What Dell's Doing Wrong
If you've been anywhere near the blogosphere this morning, you've no doubt seen the fuss about Dell's new corporate blog, One2One. Dell litters the blog with video clips discussing their new products and services, quick del.icio.us and digg bookmark links (which is getting really old btw) and the ugliest blog design since that kid down the street started blogging.
Back to the 2U example, the latest Dell 2U, the PowerEdge 2950 with the Intel 5100 series processor, delivers more than double the overall performance but requires 25% less power at maximum load.
No you're not reading a technical whitepaper, that is an actual excerpt from a post on One2One. Instead of using the blog as a forum for active discussion of stories and topics that people can't find out from a Dell review on Tom's Hardware, Dell decides to use the blog as an avenue for advertising products and services. Bad idea Dell, bad idea. Steve Rubel states that the blog's failure comes from Dell's strategy to avoid hot topics that could be safely discussed. Things like the recent news of that exploding laptop or Jeff Jarvis, who has more than a few quips with the computer giant.

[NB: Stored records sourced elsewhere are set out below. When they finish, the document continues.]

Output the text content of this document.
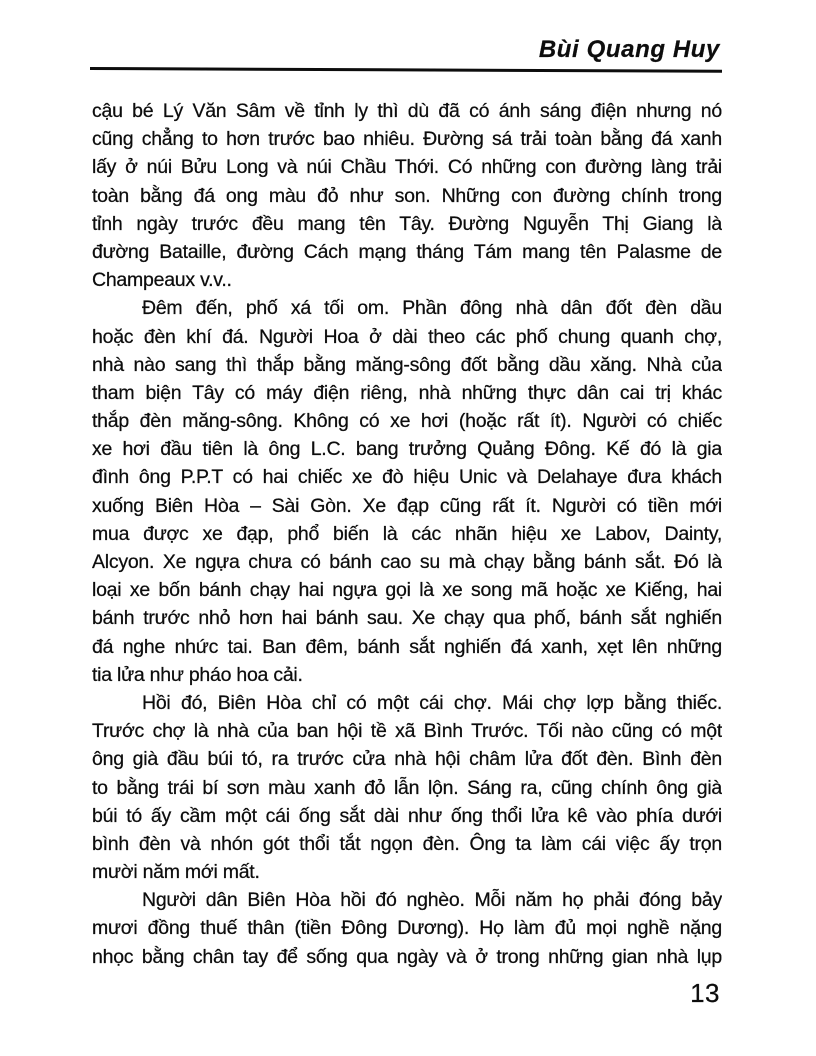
Bùi Quang Huy
cậu bé Lý Văn Sâm về tỉnh ly thì dù đã có ánh sáng điện nhưng nó
cũng chẳng to hơn trước bao nhiêu. Đường sá trải toàn bằng đá xanh
lấy ở núi Bửu Long và núi Chầu Thới. Có những con đường làng trải
toàn bằng đá ong màu đỏ như son. Những con đường chính trong
tỉnh ngày trước đều mang tên Tây. Đường Nguyễn Thị Giang là
đường Bataille, đường Cách mạng tháng Tám mang tên Palasme de
Champeaux v.v..
Đêm đến, phố xá tối om. Phần đông nhà dân đốt đèn dầu
hoặc đèn khí đá. Người Hoa ở dài theo các phố chung quanh chợ,
nhà nào sang thì thắp bằng măng-sông đốt bằng dầu xăng. Nhà của
tham biện Tây có máy điện riêng, nhà những thực dân cai trị khác
thắp đèn măng-sông. Không có xe hơi (hoặc rất ít). Người có chiếc
xe hơi đầu tiên là ông L.C. bang trưởng Quảng Đông. Kế đó là gia
đình ông P.P.T có hai chiếc xe đò hiệu Unic và Delahaye đưa khách
xuống Biên Hòa – Sài Gòn. Xe đạp cũng rất ít. Người có tiền mới
mua được xe đạp, phổ biến là các nhãn hiệu xe Labov, Dainty,
Alcyon. Xe ngựa chưa có bánh cao su mà chạy bằng bánh sắt. Đó là
loại xe bốn bánh chạy hai ngựa gọi là xe song mã hoặc xe Kiếng, hai
bánh trước nhỏ hơn hai bánh sau. Xe chạy qua phố, bánh sắt nghiến
đá nghe nhức tai. Ban đêm, bánh sắt nghiến đá xanh, xẹt lên những
tia lửa như pháo hoa cải.
Hồi đó, Biên Hòa chỉ có một cái chợ. Mái chợ lợp bằng thiếc.
Trước chợ là nhà của ban hội tề xã Bình Trước. Tối nào cũng có một
ông già đầu búi tó, ra trước cửa nhà hội châm lửa đốt đèn. Bình đèn
to bằng trái bí sơn màu xanh đỏ lẫn lộn. Sáng ra, cũng chính ông già
búi tó ấy cầm một cái ống sắt dài như ống thổi lửa kê vào phía dưới
bình đèn và nhón gót thổi tắt ngọn đèn. Ông ta làm cái việc ấy trọn
mười năm mới mất.
Người dân Biên Hòa hồi đó nghèo. Mỗi năm họ phải đóng bảy
mươi đồng thuế thân (tiền Đông Dương). Họ làm đủ mọi nghề nặng
nhọc bằng chân tay để sống qua ngày và ở trong những gian nhà lụp
13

Another thing Dell's doing wrong is fostering discussion. They have inadequately trained comment moderators who are not letting any comments through. I have left several constructive and fairly well-mannered comments but they have yet to appear on the blog. With all the traffic they must be getting, I can only imagine they are being flooded with comments, but hastily deleting them is a wrong move. Now there are guidelines for what types of comments to immediately delete - comments with profanity, spam or off-topic jargon. Everything else should be fair game. On a corporate blog, such comment censorship is a reviled tactic.

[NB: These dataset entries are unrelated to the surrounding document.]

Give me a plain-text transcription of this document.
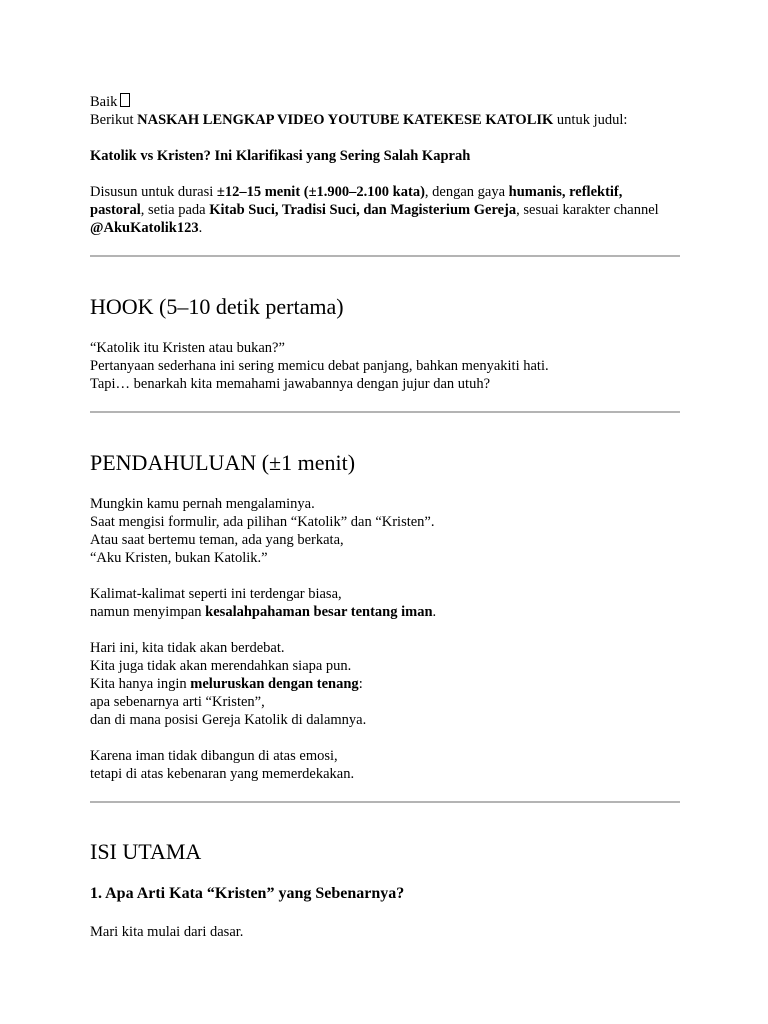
Baik

Berikut NASKAH LENGKAP VIDEO YOUTUBE KATEKESE KATOLIK untuk judul:

Katolik vs Kristen? Ini Klarifikasi yang Sering Salah Kaprah

Disusun untuk durasi ±12–15 menit (±1.900–2.100 kata), dengan gaya humanis, reflektif, pastoral, setia pada Kitab Suci, Tradisi Suci, dan Magisterium Gereja, sesuai karakter channel @AkuKatolik123.

HOOK (5–10 detik pertama)

“Katolik itu Kristen atau bukan?”

Pertanyaan sederhana ini sering memicu debat panjang, bahkan menyakiti hati.

Tapi… benarkah kita memahami jawabannya dengan jujur dan utuh?

PENDAHULUAN (±1 menit)

Mungkin kamu pernah mengalaminya.

Saat mengisi formulir, ada pilihan “Katolik” dan “Kristen”.

Atau saat bertemu teman, ada yang berkata,

“Aku Kristen, bukan Katolik.”

Kalimat-kalimat seperti ini terdengar biasa,

namun menyimpan kesalahpahaman besar tentang iman.

Hari ini, kita tidak akan berdebat.

Kita juga tidak akan merendahkan siapa pun.

Kita hanya ingin meluruskan dengan tenang:

apa sebenarnya arti “Kristen”,

dan di mana posisi Gereja Katolik di dalamnya.

Karena iman tidak dibangun di atas emosi,

tetapi di atas kebenaran yang memerdekakan.

ISI UTAMA
1. Apa Arti Kata “Kristen” yang Sebenarnya?

Mari kita mulai dari dasar.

One last thing... as if spamming the blog with product advertisements and videos wasn't enough, Dell's videos aren't even embedded. They are streaming Windows Media Video, which means they open externally in WMP. Unknowingly, Dell just e-slapped every single Mac/Linux/Alternative OS user on the web. The corporate blog is a fantastic idea for companies and can foster a productive pedestal of user interaction and put a face and personality on an otherwise bland establishment. Unless they completely turn it around (and redesign that hideous thing), Dell messed up their one shot to reclaim a fan base.